The conservative editorial board of Rupert Murdoch’s Wall Street Journal wrote at the time that Trump, not Kelly’s predecessor Reince Priebus, had been “the problem” at the White House and expressed faint hope that Kelly might be able to “impose some order on the staff” — if Trump listened to him.
Their hopes were apparently vindicated; when Trump announced in December 2018 that Kelly would be stepping down, the board showered him with praise in an editorial titled “Thank You, John Kelly.”
“There are many unpleasant jobs in the world, but somebody has to do them,” the piece began. “One is being Donald Trump’s chief of staff, and so as he prepares to be liberated from White House bondage this month, John Kelly deserves the nation’s gratitude.”
“He tried to establish order in the President’s schedule and meetings, to the extent that is possible, as well as a regular process for policy deliberations,” it continued. “Mr. Kelly did that well enough, and long enough, that the White House could negotiate tax reform.”
The board went on to bemoan the potential candidates to replace Kelly, noting, “Mr. Trump’s chaotic style is so outside management norms that we hesitate to suggest any names.”

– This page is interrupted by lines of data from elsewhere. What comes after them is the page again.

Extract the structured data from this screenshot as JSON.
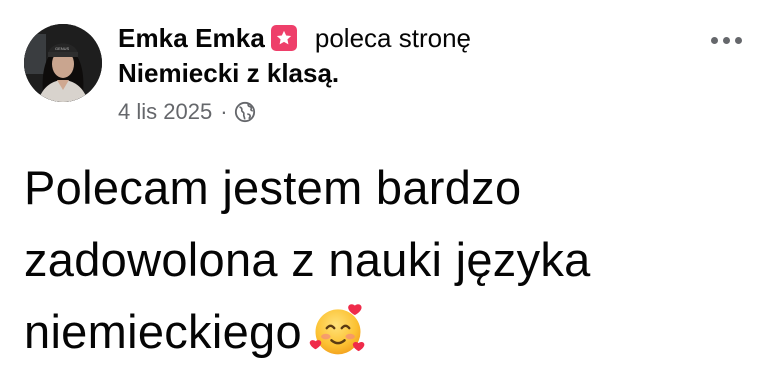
{
  "post": {
    "author_name": "Emka Emka",
    "action_text": "poleca stronę",
    "page_name": "Niemiecki z klasą.",
    "date": "4 lis 2025",
    "separator": "·",
    "privacy_icon": "globe-icon",
    "recommend_badge_icon": "star-badge-icon",
    "more_icon": "more-options-icon",
    "body_text": "Polecam jestem bardzo zadowolona z nauki języka niemieckiego",
    "body_emoji": "smiling-face-with-hearts-icon"
  },
  "colors": {
    "badge": "#ee3f6a",
    "meta_text": "#65676b",
    "text": "#050505",
    "background": "#ffffff"
  }
}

Lowry was even more fulsome in his praise in a February 2018 piece for National Review headlined “John Kelly Shouldn’t Go Anywhere; In short, it is Kelly or bust.”
Lowry wrote that Kelly “is as close as it gets to an indispensable man in the Trump White House,” touting his ability to “intimidate the White House staff into a semblance of order.”

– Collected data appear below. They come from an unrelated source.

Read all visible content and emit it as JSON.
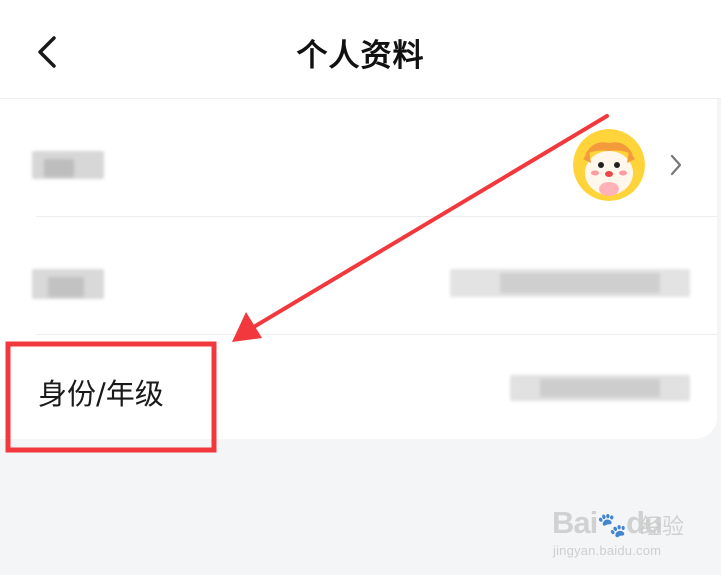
{
  "header": {
    "title": "个人资料",
    "back_icon": "chevron-left-icon"
  },
  "profile_rows": [
    {
      "label_blurred": true,
      "value_type": "avatar",
      "chevron_icon": "chevron-right-icon"
    },
    {
      "label_blurred": true,
      "value_blurred": true
    },
    {
      "label": "身份/年级",
      "value_blurred": true
    }
  ],
  "annotation": {
    "highlight_color": "#f2383c",
    "arrow_color": "#f2383c"
  },
  "watermark": {
    "brand": "Bai",
    "brand_suffix": "du",
    "cn_text": "经验",
    "url": "jingyan.baidu.com"
  },
  "colors": {
    "background": "#f4f5f7",
    "card": "#ffffff",
    "avatar_ring": "#ffd43b"
  }
}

“Kelly has indeed been a restraining influence on Trump, even if that is difficult to believe,” he added. “Just imagine a White House with all those who have now mostly been locked out — Corey Lewandowski and Co.— back on the inside to do their utmost to create the chaos and self-valorizing leaking sufficient for Fire and Fury: The Sequel.”

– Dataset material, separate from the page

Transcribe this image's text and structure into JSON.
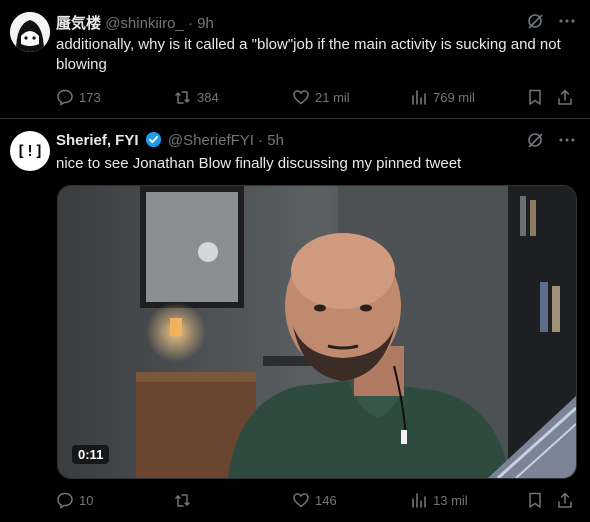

(Lewandowski, who Trump fired from his 2016 campaign, officially joined the 2024 effort in September, though the notoriously dishonest and violent political operative seems to have subsequently lost influence within its ranks.)
And Gingrich, discussing potential Kelly replacements on Fox in December 2018, similarly stressed Kelly’s ability to keep Trump under control and tell him when his desires could not be met.
“He needs somebody strong enough to say no,” Gingrich said of the then-president. “This is a very strong-willed personality. He will run over a weaker person and they will rapidly lose control of the building.”
“Gen. Kelly was terrific because he is a four-star Marine and they are pretty tough, they are pretty unflinching,” Gingrich continued. “No chief of staff is going to dominate President Trump, but he needs a chief of staff strong enough to look him in the eye and say, ‘That's not a very good idea.’ And I hope he will pick somebody who is that strong.”